1-4.無双する白猫ちゃんと小さな女の子




(はぁ……参ったな)


 グレアムは草むらに伏せて隠れているマロと同じように、天高くそびえる大樹の陰に隠れながら、前方の様子を窺っていた。


 鬱蒼と生い茂る樹林のせいで、日の光があまり差していない。


 視界があまりよくないから、肉眼ですべてを捉えるのは不可能に近い状態だが、それが逆に、逃げる女児には助けとなったのだろう。


「どこ行きやがったっ。探せっ。探し出して生け捕りにしろ!」


 革鎧をまとったリーダー格と思しき筋骨隆々の男が、怒声を飛ばした。

 グレアムが確認した限りだと、男たちは九人ほどおり、草木をかけ分けながら右往左往している。


 腰に長剣を携帯しているものの、手には網やら棍棒などを持っていることから、おそらく殺すつもりではないのだろう。


 一瞬、ここに来るまでの間、もしかしたら今もまだ自分を追っているかもしれない聖教国の刺客かもと思ったが、どうやらそうではなさそうだ。
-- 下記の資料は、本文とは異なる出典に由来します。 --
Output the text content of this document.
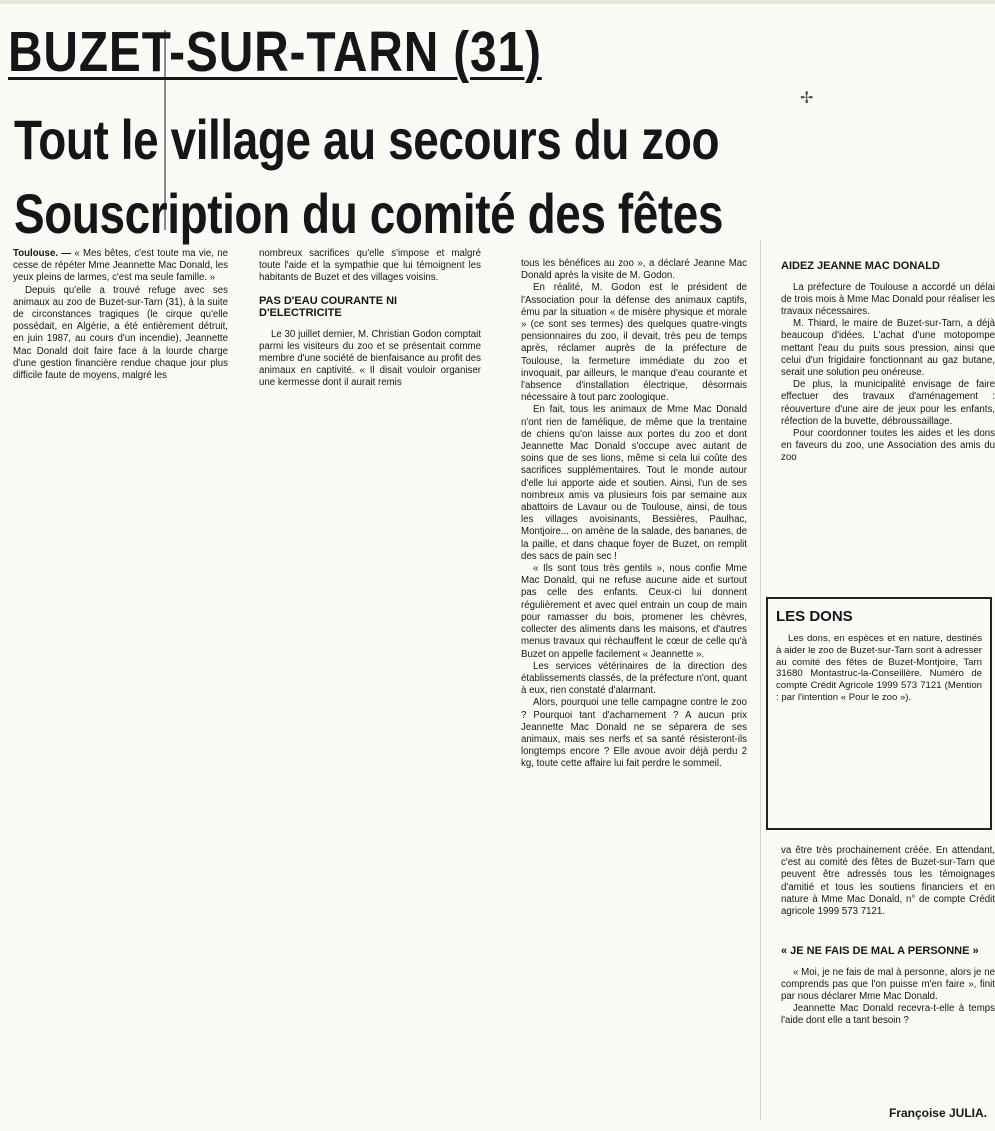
✢
BUZET-SUR-TARN (31)
Tout le village au secours du zoo
Souscription du comité des fêtes

Toulouse. — « Mes bêtes, c'est toute ma vie, ne cesse de répéter Mme Jeannette Mac Donald, les yeux pleins de larmes, c'est ma seule famille. »

Depuis qu'elle a trouvé refuge avec ses animaux au zoo de Buzet-sur-Tarn (31), à la suite de circonstances tragiques (le cirque qu'elle possédait, en Algérie, a été entièrement détruit, en juin 1987, au cours d'un incendie), Jeannette Mac Donald doit faire face à la lourde charge d'une gestion financière rendue chaque jour plus difficile faute de moyens, malgré les

nombreux sacrifices qu'elle s'impose et malgré toute l'aide et la sympathie que lui témoignent les habitants de Buzet et des villages voisins.

PAS D'EAU COURANTE NI D'ELECTRICITE

Le 30 juillet dernier, M. Christian Godon comptait parmi les visiteurs du zoo et se présentait comme membre d'une société de bienfaisance au profit des animaux en captivité. « Il disait vouloir organiser une kermesse dont il aurait remis

tous les bénéfices au zoo », a déclaré Jeanne Mac Donald après la visite de M. Godon.

En réalité, M. Godon est le président de l'Association pour la défense des animaux captifs, ému par la situation « de misère physique et morale » (ce sont ses termes) des quelques quatre-vingts pensionnaires du zoo, il devait, très peu de temps après, réclamer auprès de la préfecture de Toulouse, la fermeture immédiate du zoo et invoquait, par ailleurs, le manque d'eau courante et l'absence d'installation électrique, désormais nécessaire à tout parc zoologique.

En fait, tous les animaux de Mme Mac Donald n'ont rien de famélique, de même que la trentaine de chiens qu'on laisse aux portes du zoo et dont Jeannette Mac Donald s'occupe avec autant de soins que de ses lions, même si cela lui coûte des sacrifices supplémentaires. Tout le monde autour d'elle lui apporte aide et soutien. Ainsi, l'un de ses nombreux amis va plusieurs fois par semaine aux abattoirs de Lavaur ou de Toulouse, ainsi, de tous les villages avoisinants, Bessières, Paulhac, Montjoire... on amène de la salade, des bananes, de la paille, et dans chaque foyer de Buzet, on remplit des sacs de pain sec !

« Ils sont tous très gentils », nous confie Mme Mac Donald, qui ne refuse aucune aide et surtout pas celle des enfants. Ceux-ci lui donnent régulièrement et avec quel entrain un coup de main pour ramasser du bois, promener les chèvres, collecter des aliments dans les maisons, et d'autres menus travaux qui réchauffent le cœur de celle qu'à Buzet on appelle facilement « Jeannette ».

Les services vétérinaires de la direction des établissements classés, de la préfecture n'ont, quant à eux, rien constaté d'alarmant.

Alors, pourquoi une telle campagne contre le zoo ? Pourquoi tant d'acharnement ? A aucun prix Jeannette Mac Donald ne se séparera de ses animaux, mais ses nerfs et sa santé résisteront-ils longtemps encore ? Elle avoue avoir déjà perdu 2 kg, toute cette affaire lui fait perdre le sommeil.

AIDEZ JEANNE MAC DONALD

La préfecture de Toulouse a accordé un délai de trois mois à Mme Mac Donald pour réaliser les travaux nécessaires.

M. Thiard, le maire de Buzet-sur-Tarn, a déjà beaucoup d'idées. L'achat d'une motopompe mettant l'eau du puits sous pression, ainsi que celui d'un frigidaire fonctionnant au gaz butane, serait une solution peu onéreuse.

De plus, la municipalité envisage de faire effectuer des travaux d'aménagement : réouverture d'une aire de jeux pour les enfants, réfection de la buvette, débroussaillage.

Pour coordonner toutes les aides et les dons en faveurs du zoo, une Association des amis du zoo

LES DONS
Les dons, en espèces et en nature, destinés à aider le zoo de Buzet-sur-Tarn sont à adresser au comité des fêtes de Buzet-Montjoire, Tarn 31680 Montastruc-la-Conseillère. Numéro de compte Crédit Agricole 1999 573 7121 (Mention : par l'intention « Pour le zoo »).

va être très prochainement créée. En attendant, c'est au comité des fêtes de Buzet-sur-Tarn que peuvent être adressés tous les témoignages d'amitié et tous les soutiens financiers et en nature à Mme Mac Donald, n° de compte Crédit agricole 1999 573 7121.

« JE NE FAIS DE MAL A PERSONNE »

« Moi, je ne fais de mal à personne, alors je ne comprends pas que l'on puisse m'en faire », finit par nous déclarer Mme Mac Donald.

Jeannette Mac Donald recevra-t-elle à temps l'aide dont elle a tant besoin ?

Françoise JULIA.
(となると、奴らはいったい何者だ? この地方の人間であれば、ここが曰く付きの森だということは知っているはず。知っていて入るなんてことあるはずがないし、てことは外部の人間か?)


 考えられる唯一の答えは奴隷商という線だ。

 一応、この国では奴隷売買は禁止されている。しかし、どこにでもそういう法の目をかいくぐって、犯罪に手を染める輩はいるものだ。


(おそらく、闇の奴隷市に売り飛ばしている奴隷商といったところか)


 奴隷として捕らえた女の子を移送中に、なんらかの原因で逃げられ追いかけてきたのかもしれない。あるいは――


(どうする? 下手にここで揉め事起こすと、のちのち面倒なことになるのは目に見えている。村に被害が及ぶかもしれないしな)


 一応グレアムは、今もまだお尋ね者であることに変わりはない。下手に大立ち振る舞いすれば自分の所在がバレて、刺客が送られてくる可能性がある。


 村長やマルレーネ、一部の村人たちには事情を説明してあるから、村に招かれざる客が来ることもあり得るとは理解してもらえているはずだ。


 しかし、いざ本当に賊どもが侵入してきたら、戦闘力のない村人たちなど、たとえ対策を講じていたとしても、争乱に巻き込まれたらあっという間に殺されてしまうだろう。


 だから逡巡してしまう。


 事情を知りながらもなお、お尋ね者である自分を迎え入れてくれた村長たち。


 詳しい事情は知らないものの、どこの馬の骨ともしれない流れ者のグレアムを温かく受け入れてくれた村人たち。彼らには極力、迷惑をかけたくなかった。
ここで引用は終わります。